The color, appearance, and identity of a food is as impor­tant as any ingredient. Researchers at the Nestlé Research Center in Lausanne, Switzerland, tested this idea. They showed volunteers lying in an fMRI scanner pictures of high-calorie dishes such as pizza and lamb chops, and low-calorie foods such as green beans and watermelon. Volunteers' tongues were stimulated by a small electrode, producing a mild, neutral taste. As they viewed the pictures, their perceptions of this taste changed. The healthy foods got only mild responses. But the brain lit up at the sight of the rich foods, with activity focused around the orbitofrontal cortex. The electric taste instantly became yummy. The results showed that a pleasant taste takes shape as one lays eyes on delicious food: the mere suggestion of pizza tastes good. It's a complicated response that weaves together vision, memory, and knowledge. It's also nearly instantaneous. “These reactions happen within hundredths of a second: these initial representations are activated, and then there is a change from sensation to cognition,” said Johannes le Coutre, the neuroscientist who directs Nestlé's lab. “The visual and gustatory signals integrate with each other.”
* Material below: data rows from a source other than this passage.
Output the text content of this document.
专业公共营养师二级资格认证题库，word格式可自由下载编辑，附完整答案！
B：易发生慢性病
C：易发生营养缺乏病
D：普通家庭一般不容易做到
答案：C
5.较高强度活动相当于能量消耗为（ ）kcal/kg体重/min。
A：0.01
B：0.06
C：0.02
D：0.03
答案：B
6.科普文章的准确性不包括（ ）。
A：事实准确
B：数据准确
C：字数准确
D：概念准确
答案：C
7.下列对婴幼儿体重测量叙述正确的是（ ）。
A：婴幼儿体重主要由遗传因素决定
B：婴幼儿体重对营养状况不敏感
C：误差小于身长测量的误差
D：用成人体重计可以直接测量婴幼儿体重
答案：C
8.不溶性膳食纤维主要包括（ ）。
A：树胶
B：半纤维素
Many other cognitive impressions influence flavor, including the weight, shape, and color of bowls and utensils. A light plastic spoon makes yogurt seem denser and more expensive than a heavier one. A blue spoon makes pink yogurt taste saltier. A white spoon improves white yogurt, but makes pink yogurt taste worse. Salty popcorn tastes sweeter in a blue or
red bowl, while sweet popcorn tastes saltier from a blue bowl. The subtle flavors of wine are especially vulnerable to such manipulation. When people are told a wine is more expensive, it tastes better. The color of a wine, indelibly linked to certain flavors, generates the biggest biases. In a 2000 experiment, students from the oenology program at the University of Bordeaux taste-tested a white wine made from semillon and sauvignon blanc grapes, a red mix of cabernet sauvignon and merlot, and finally the white wine again, this time dyed to appear red. They then wrote down their impressions. Their descriptions of the dyed white wine included many flavor descriptors usually used for reds, including “chicory,” “coal,” and “musk.”
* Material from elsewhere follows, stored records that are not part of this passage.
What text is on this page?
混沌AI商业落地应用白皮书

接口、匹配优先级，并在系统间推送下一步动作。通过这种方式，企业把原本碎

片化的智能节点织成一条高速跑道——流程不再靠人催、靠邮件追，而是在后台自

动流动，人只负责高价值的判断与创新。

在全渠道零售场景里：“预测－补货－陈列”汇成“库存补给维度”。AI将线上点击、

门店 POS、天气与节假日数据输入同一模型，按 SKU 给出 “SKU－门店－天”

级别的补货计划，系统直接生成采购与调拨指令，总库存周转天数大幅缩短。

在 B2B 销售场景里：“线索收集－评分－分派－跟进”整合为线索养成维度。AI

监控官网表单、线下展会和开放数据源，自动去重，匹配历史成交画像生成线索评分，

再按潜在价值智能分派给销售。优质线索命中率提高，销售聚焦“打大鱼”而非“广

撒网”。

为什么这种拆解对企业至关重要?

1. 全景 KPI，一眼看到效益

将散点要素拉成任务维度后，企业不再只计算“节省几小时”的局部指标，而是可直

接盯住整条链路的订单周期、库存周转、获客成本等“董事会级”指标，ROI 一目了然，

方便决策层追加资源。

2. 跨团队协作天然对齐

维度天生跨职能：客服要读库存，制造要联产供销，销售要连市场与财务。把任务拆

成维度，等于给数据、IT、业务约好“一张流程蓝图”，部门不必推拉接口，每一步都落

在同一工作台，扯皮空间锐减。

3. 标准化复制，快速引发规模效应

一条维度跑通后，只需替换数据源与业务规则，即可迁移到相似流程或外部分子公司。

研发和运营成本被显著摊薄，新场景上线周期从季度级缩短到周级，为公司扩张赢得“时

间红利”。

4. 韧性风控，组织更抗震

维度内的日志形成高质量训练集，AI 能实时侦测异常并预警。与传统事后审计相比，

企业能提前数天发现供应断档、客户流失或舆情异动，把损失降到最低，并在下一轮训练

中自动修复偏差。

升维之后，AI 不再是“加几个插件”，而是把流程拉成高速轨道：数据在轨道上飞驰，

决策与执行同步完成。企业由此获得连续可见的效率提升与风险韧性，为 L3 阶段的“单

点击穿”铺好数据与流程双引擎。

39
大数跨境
Food companies exploit such tricks to nudge consumers' senses and buying habits. Names, colors, and packaging are designed to leap out at shoppers from supermarket shelves, preternaturally forming a taste in the mind. The most powerful of these tools is, by far, the brand. It's an entire set of memories, feelings, and associations organized around a single name and a logo, which the brain accesses each time it's glimpsed.
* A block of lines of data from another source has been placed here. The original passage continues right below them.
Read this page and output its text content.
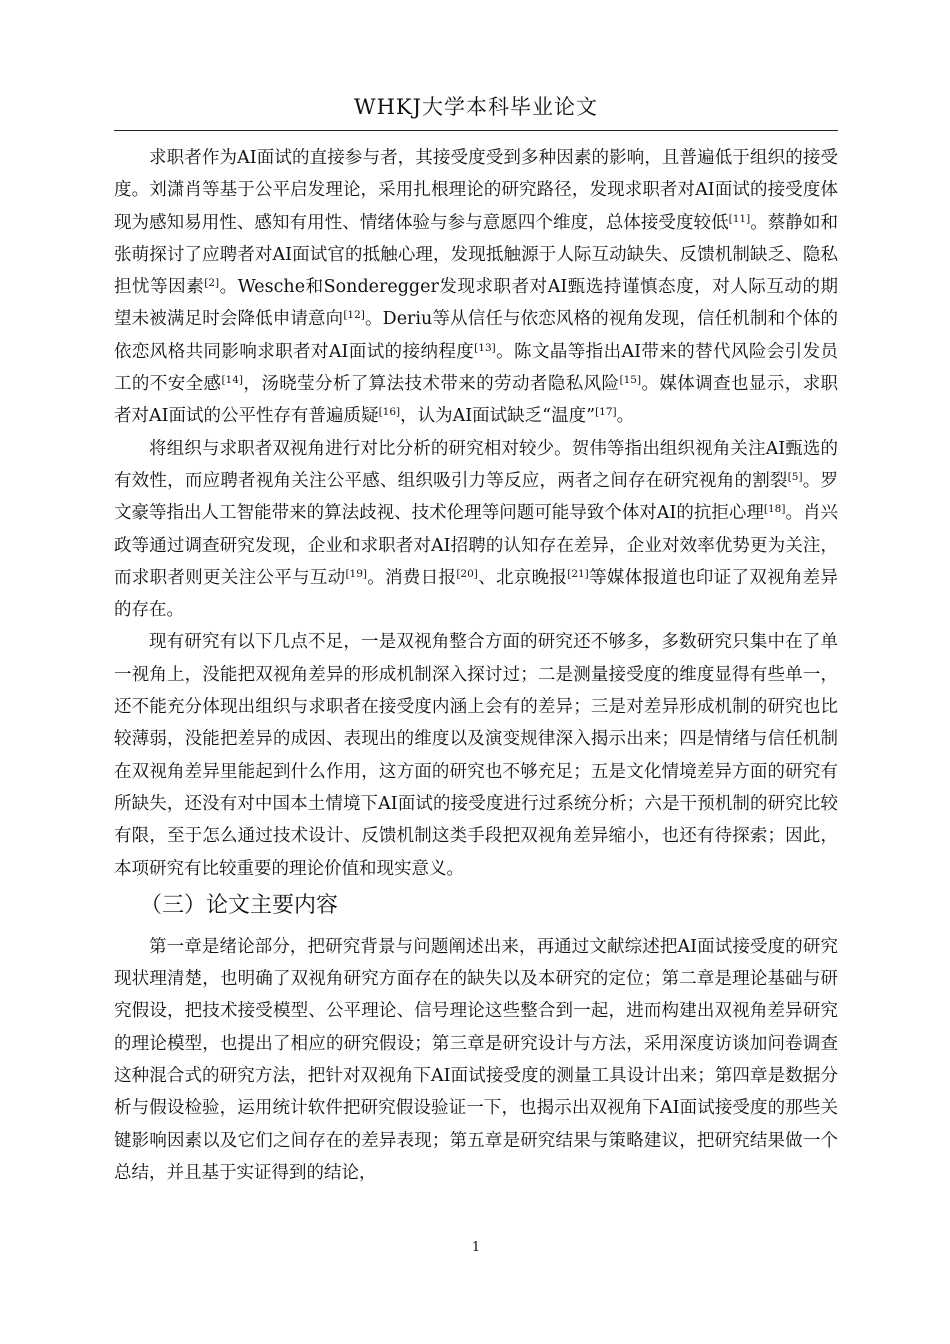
WHKJ大学本科毕业论文

求职者作为AI面试的直接参与者，其接受度受到多种因素的影响，且普遍低于组织的接受度。刘潇肖等基于公平启发理论，采用扎根理论的研究路径，发现求职者对AI面试的接受度体现为感知易用性、感知有用性、情绪体验与参与意愿四个维度，总体接受度较低[11]。蔡静如和张萌探讨了应聘者对AI面试官的抵触心理，发现抵触源于人际互动缺失、反馈机制缺乏、隐私担忧等因素[2]。Wesche和Sonderegger发现求职者对AI甄选持谨慎态度，对人际互动的期望未被满足时会降低申请意向[12]。Deriu等从信任与依恋风格的视角发现，信任机制和个体的依恋风格共同影响求职者对AI面试的接纳程度[13]。陈文晶等指出AI带来的替代风险会引发员工的不安全感[14]，汤晓莹分析了算法技术带来的劳动者隐私风险[15]。媒体调查也显示，求职者对AI面试的公平性存有普遍质疑[16]，认为AI面试缺乏“温度”[17]。

将组织与求职者双视角进行对比分析的研究相对较少。贺伟等指出组织视角关注AI甄选的有效性，而应聘者视角关注公平感、组织吸引力等反应，两者之间存在研究视角的割裂[5]。罗文豪等指出人工智能带来的算法歧视、技术伦理等问题可能导致个体对AI的抗拒心理[18]。肖兴政等通过调查研究发现，企业和求职者对AI招聘的认知存在差异，企业对效率优势更为关注，而求职者则更关注公平与互动[19]。消费日报[20]、北京晚报[21]等媒体报道也印证了双视角差异的存在。

现有研究有以下几点不足，一是双视角整合方面的研究还不够多，多数研究只集中在了单一视角上，没能把双视角差异的形成机制深入探讨过；二是测量接受度的维度显得有些单一，还不能充分体现出组织与求职者在接受度内涵上会有的差异；三是对差异形成机制的研究也比较薄弱，没能把差异的成因、表现出的维度以及演变规律深入揭示出来；四是情绪与信任机制在双视角差异里能起到什么作用，这方面的研究也不够充足；五是文化情境差异方面的研究有所缺失，还没有对中国本土情境下AI面试的接受度进行过系统分析；六是干预机制的研究比较有限，至于怎么通过技术设计、反馈机制这类手段把双视角差异缩小，也还有待探索；因此，本项研究有比较重要的理论价值和现实意义。

（三）论文主要内容

第一章是绪论部分，把研究背景与问题阐述出来，再通过文献综述把AI面试接受度的研究现状理清楚，也明确了双视角研究方面存在的缺失以及本研究的定位；第二章是理论基础与研究假设，把技术接受模型、公平理论、信号理论这些整合到一起，进而构建出双视角差异研究的理论模型，也提出了相应的研究假设；第三章是研究设计与方法，采用深度访谈加问卷调查这种混合式的研究方法，把针对双视角下AI面试接受度的测量工具设计出来；第四章是数据分析与假设检验，运用统计软件把研究假设验证一下，也揭示出双视角下AI面试接受度的那些关键影响因素以及它们之间存在的差异表现；第五章是研究结果与策略建议，把研究结果做一个总结，并且基于实证得到的结论，

1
In 2004, scientists at Baylor University in Houston ran experiments to show exactly how brands make such deep impressions. They studied reactions to Coke and Pepsi. The two colas have similar chemical makeups and flavors, colors, and consistency. In a taste test with no labels, the volunteers rated both about equally delicious. But once the drinks were labeled, Coke won hands down. Labeled Coke also beat unlabeled Coke. The Pepsi brand, meanwhile, did not seem to influence taste: labeled Pepsi scored the same as unlabeled. Next, the volunteers were placed in an fMRI machine, where they prepared to sip sodas pumped through three-foot-long
straws. Before the sip of cola arrived, a screen flashed an image of a Coke or a Pepsi can. Pepsi's performance was again underwhelming. When the Coke can appeared, the hippocampus, the memory hub, came to life before the volunteers sipped. So did an area of the prefrontal cortex tied to conscious perception. The mind appeared to be accessing the vast trove of Coke's cultural associations and setting expectations, bringing experience to bear on flavor.

• • •

As the twenty-first century arrived, food and beverage manufacturers had reached the limits of their ability to manipulate the senses. Every possible trick had been tried. Choices proliferated. Swinging through ancient jungles, our monkey ancestors grabbed at luscious ripe fruits amid the greenery. But what happens when the fruits outnumber the leaves?